Laut der Nichtregierungsorganisation International Crisis Group ist Ägyptens Wasserversorgung, unter anderem wegen des Assuan-Stausees, bei durchschnittlichem Regenfall nicht bedroht.[30]

Im August 2020 verließ Ägypten, das in dem Damm eine Gefahr für seine Wasserversorgung sieht, da es 90 Prozent des Nutzwassers aus dem Nil entnimmt, die trilateralen Verhandlungen, nachdem Äthiopien begonnen hatte, den Staudamm aufzufüllen.[15]

Im Februar 2021 forderte der Sudan abermals eine internationale Vermittlung.[15] Am 4. April trafen sich die Außenminister von Ägypten, Äthiopien und des Sudans in Kinshasa zu „letzten“ Gesprächen.[31]

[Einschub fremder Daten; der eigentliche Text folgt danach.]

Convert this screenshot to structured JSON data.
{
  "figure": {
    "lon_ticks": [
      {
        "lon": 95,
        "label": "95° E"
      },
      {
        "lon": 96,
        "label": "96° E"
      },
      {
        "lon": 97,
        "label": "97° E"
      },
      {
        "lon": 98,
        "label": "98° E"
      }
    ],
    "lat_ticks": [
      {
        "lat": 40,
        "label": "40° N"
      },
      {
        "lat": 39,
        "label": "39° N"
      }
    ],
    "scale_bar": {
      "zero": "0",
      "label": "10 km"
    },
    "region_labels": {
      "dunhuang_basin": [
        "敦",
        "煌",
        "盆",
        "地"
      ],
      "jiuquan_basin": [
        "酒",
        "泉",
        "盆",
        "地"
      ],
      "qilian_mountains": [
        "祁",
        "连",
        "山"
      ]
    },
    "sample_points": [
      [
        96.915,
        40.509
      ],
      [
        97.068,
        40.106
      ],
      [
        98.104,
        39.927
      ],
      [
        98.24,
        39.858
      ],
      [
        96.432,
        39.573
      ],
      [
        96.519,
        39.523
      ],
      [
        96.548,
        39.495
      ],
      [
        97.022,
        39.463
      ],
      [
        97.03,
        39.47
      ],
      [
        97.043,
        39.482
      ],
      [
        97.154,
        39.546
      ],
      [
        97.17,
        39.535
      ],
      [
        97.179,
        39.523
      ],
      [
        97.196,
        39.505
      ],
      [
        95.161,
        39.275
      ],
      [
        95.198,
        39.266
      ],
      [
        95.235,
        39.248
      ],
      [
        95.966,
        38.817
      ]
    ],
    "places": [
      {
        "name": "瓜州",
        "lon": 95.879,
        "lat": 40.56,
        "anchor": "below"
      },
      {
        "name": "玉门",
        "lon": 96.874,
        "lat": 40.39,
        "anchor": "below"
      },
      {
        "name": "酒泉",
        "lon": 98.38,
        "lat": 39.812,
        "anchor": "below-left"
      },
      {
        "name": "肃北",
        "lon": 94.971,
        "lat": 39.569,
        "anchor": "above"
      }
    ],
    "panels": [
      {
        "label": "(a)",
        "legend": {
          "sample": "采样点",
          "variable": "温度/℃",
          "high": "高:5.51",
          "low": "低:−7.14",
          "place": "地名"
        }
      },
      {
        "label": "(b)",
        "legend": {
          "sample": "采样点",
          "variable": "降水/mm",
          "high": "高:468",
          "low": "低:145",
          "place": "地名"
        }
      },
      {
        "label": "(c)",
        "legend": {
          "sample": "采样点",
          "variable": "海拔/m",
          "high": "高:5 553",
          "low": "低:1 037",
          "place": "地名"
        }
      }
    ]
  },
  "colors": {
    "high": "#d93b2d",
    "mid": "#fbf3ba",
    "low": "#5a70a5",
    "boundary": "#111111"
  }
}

Kosten, Finanzierung und Kritik

Der Name Großer Damm der äthiopischen Wiedergeburt weist bereits darauf hin, dass dem Projekt in Äthiopien eine große Bedeutung zugemessen wird. Aufgrund der internationalen Konflikte insbesondere mit Ägypten wegen des Damms gilt es als sehr schwierig, internationale Geldgeber von dem Projekt zu überzeugen.[32] Die äthiopische Regierung will die gesamten Kosten für die Talsperre selbst tragen. Sie hat Anleihen für Äthiopier im Inland und im Ausland herausgegeben, Staatsbedienstete müssen jährlich ein Monatsgehalt zur Finanzierung von GERD abgeben, andere nationale Projekte werden zurückgestellt.[21][32] Die Turbinen und die übrige elektrische Ausstattung für etwa 1,8 Milliarden US$ sollen Berichten zufolge von chinesischen Banken finanziert werden. Das würde bedeuten, dass 3 Milliarden US$ von der äthiopischen Regierung auf andere Art finanziert werden müssten.[33] Die geschätzten 4,8 Milliarden US$ Baukosten, offensichtlich ohne die Kosten für die Übertragungsleitungen, entsprechen mehr als 15 % des äthiopischen Bruttosozialprodukts von 31 Milliarden US$ im Jahr 2009 sowie etwa 60 % des Staatshaushalts.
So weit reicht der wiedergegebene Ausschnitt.